Je m'étais forcée à la complimenter pour ne pas lâcher mon amertume quant à ma relation avec Inessa et cela laissait un étrange arrière-goût dans ma bouche. Je n'avais pas envie de l'aider. Je n'avais pas envie de lui montrer qu'elle n'était pas obligée d'être si pitoyable et qu'elle avait tous les atouts pour plaire si cela lui chantait. Elle n'avait qu'à l'apprendre toute seule en étant moins timorée. Tant pis pour elle.

Je pensais qu'elle ne pouvait pas faire pire que l'allusion à Inessa. J'avais oublié que les félicitations pour une grossesse étaient de rigueur. J'aurais pu m'en satisfaire, remercier en hochant la tête et clore la conversation sur ça si j'avais été réellement le père. Sauf que la fureur remontait soudainement dans ma gorge à l'idée d'Inessa couchant avec Armando et que je ne pouvais simplement laisser passer une telle phrase. Stupide ? Assez paradoxalement, je ne voulais pas révéler qui était le père mais je ne cachais nullement que je ne voulais pas de cet enfant. Je m'en occuperais pour pouvoir garder Inessa près de moi, c'était la seule et unique raison.

Je me levai, contournai la table et posai les mains sur les épaules de Meredith.

- Merci. Très aimable à toi.

Je fis pivoter sa chaise afin d'être face à elle, la surplombant. Je n'avais même pas remarqué être passé au tutoiement. Je plongeai mes yeux bleu glace dans les siens et c'est à ce moment-là que je fus réellement l'idiot de service. Parce que c'est à ce moment-là que j'aurais dû deviner qu'elle n'était pas celle qu'elle prétendait être. Derrière l'émotion semblant étrangement surfaite de ses iris... ses yeux étaient exactement les mêmes que les miens.
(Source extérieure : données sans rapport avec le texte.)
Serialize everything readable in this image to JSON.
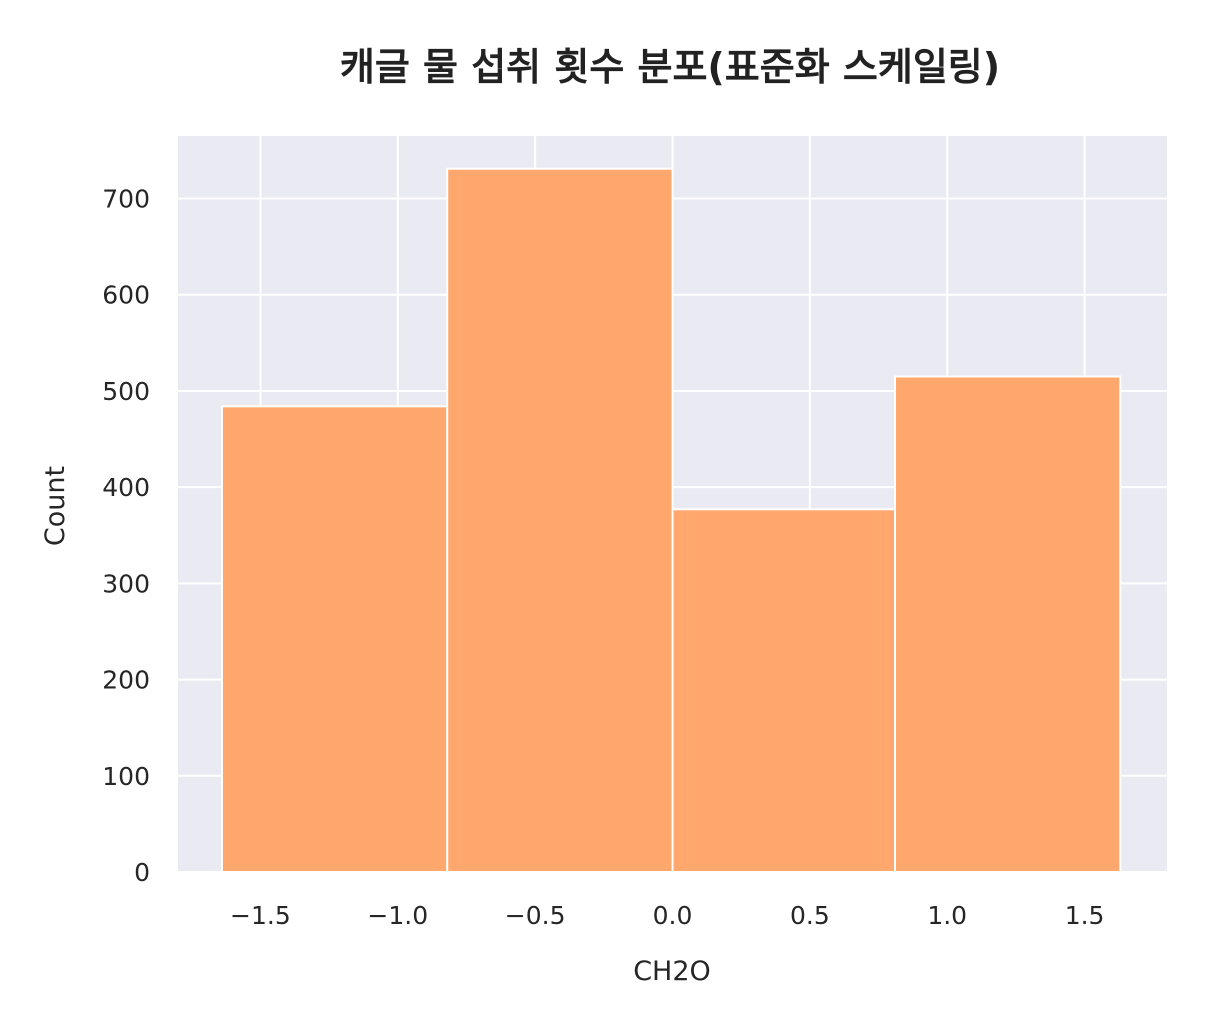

- Mais tu sais, Meredith, parfois les choses ne sont pas toujours ce qu'elles semblent être.

Je relevai son menton de mes doigts, avec douceur mais fermeté.

- Parfois quelque chose censé nous rendre heureux ne fonctionne pas.

Comme la grossesse d'Inessa.

- Parfois une fille paraissant gauche et timide est en réalité belle, douce et forte.

Comprends-tu que je parle de toi ?

- Et parfois un homme qui semble amoureux est juste blessé par ce qu'a fait sa compagne, achevai-je.

Finalement, Meredith, je veux bien te prouver que tu peux être belle. Et toi, daigneras-tu me consoler ? Peu m'importait ce que penserait Inessa de cela. La jeune fille avait fait remonter toute ma rancœur contre elle et désormais, tout ce que je voulais, c'était lui rendre la monnaie de sa pièce.